Imagine United’s annual budget for advertising and marketing. They spend millions to create their brand identity and position it strategically within the marketplace. Simultaneously they spend millions of dollars on direct labor, millions on training and development of new and existing employees. As a result of this issue, I am thinking today about the effectiveness of both.

A customer service decision, caused by an apparent operations problem in one facility is creating a media stir at a fraction of United’s budget and achieving a much less than desirable result for the company. Independent of whether or not the baggage handlers actually were negligent in their behavior, due of the increasing popularity and power of social media, United will certainly experience a negative consequence as a result of whatever happened on the ground in Chicago. The company had an opportunity to address the musician’s concern when he originally made his claim, but did not so we have to consider the actions of the customer service team responsible for addressing damaged baggage claims. Are these teams trained to empathetically address customer concerns? Are they calloused by the myriad of complaints they deal with every day and each new case becomes just another in the long list of problems they address?
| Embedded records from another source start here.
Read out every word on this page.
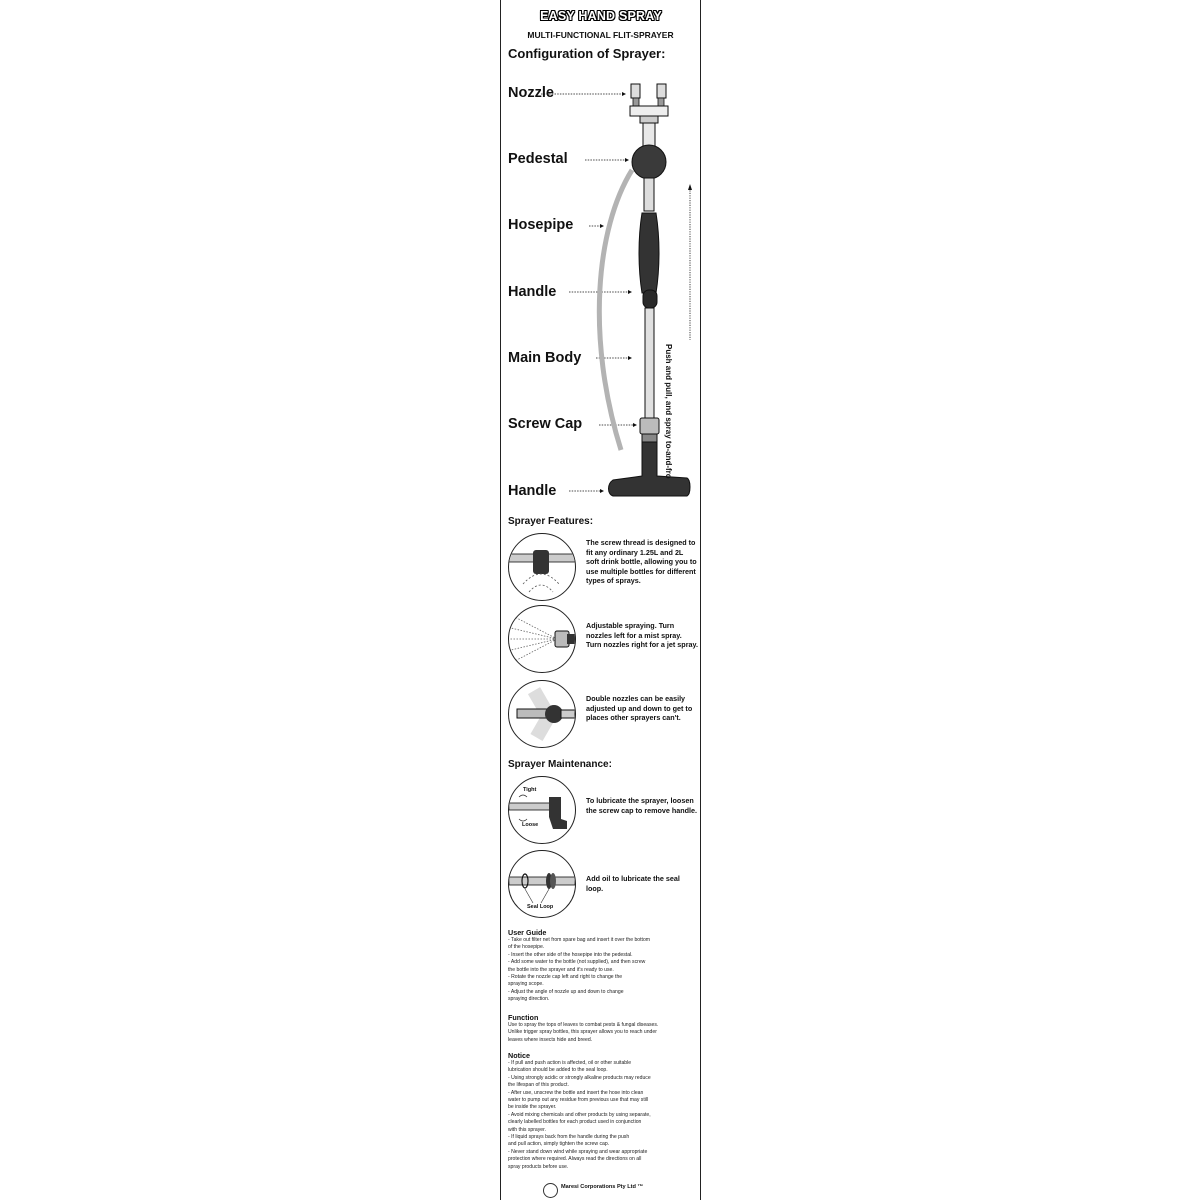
EASY HAND SPRAY
MULTI-FUNCTIONAL FLIT-SPRAYER
Configuration of Sprayer:
Nozzle
Pedestal
Hosepipe
Handle
Main Body
Screw Cap
Handle
Push and pull, and spray to-and-fro
Sprayer Features:
The screw thread is designed to fit any ordinary 1.25L and 2L soft drink bottle, allowing you to use multiple bottles for different types of sprays.
Adjustable spraying. Turn nozzles left for a mist spray. Turn nozzles right for a jet spray.
Double nozzles can be easily adjusted up and down to get to places other sprayers can't.
Sprayer Maintenance:
Tight
Loose
To lubricate the sprayer, loosen the screw cap to remove handle.
Seal Loop
Add oil to lubricate the seal loop.
User Guide
- Take out filter net from spare bag and insert it over the bottom
of the hosepipe.
- Insert the other side of the hosepipe into the pedestal.
- Add some water to the bottle (not supplied), and then screw
the bottle into the sprayer and it's ready to use.
- Rotate the nozzle cap left and right to change the
spraying scope.
- Adjust the angle of nozzle up and down to change
spraying direction.
Function
Use to spray the tops of leaves to combat pests & fungal diseases.
Unlike trigger spray bottles, this sprayer allows you to reach under
leaves where insects hide and breed.
Notice
- If pull and push action is affected, oil or other suitable
lubrication should be added to the seal loop.
- Using strongly acidic or strongly alkaline products may reduce
the lifespan of this product.
- After use, unscrew the bottle and insert the hose into clean
water to pump out any residue from previous use that may still
be inside the sprayer.
- Avoid mixing chemicals and other products by using separate,
clearly labelled bottles for each product used in conjunction
with this sprayer.
- If liquid sprays back from the handle during the push
and pull action, simply tighten the screw cap.
- Never stand down wind while spraying and wear appropriate
protection where required. Always read the directions on all
spray products before use.
Maresi Corporations Pty Ltd ™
Do these service representatives have the Emotional Intelligence Skills necessary to perform their job functions? Is the culture at this customer service center one with an emphasis on delivering a positive customer experience?

I don’t know the answers to those questions about United’s culture and policy but am truly amazed at the implications and consequences of United’s handling of this customer’s issue, and the power of the media for one person to stand up, and tell their service story to over 3 million (and counting as you read this…) United spends millions of dollars each year to create their brand, but the real brand – the brand that people buy, trust and are loyal to is not created by the marketing department, but by the way the company treats every customer and responds to customer issues.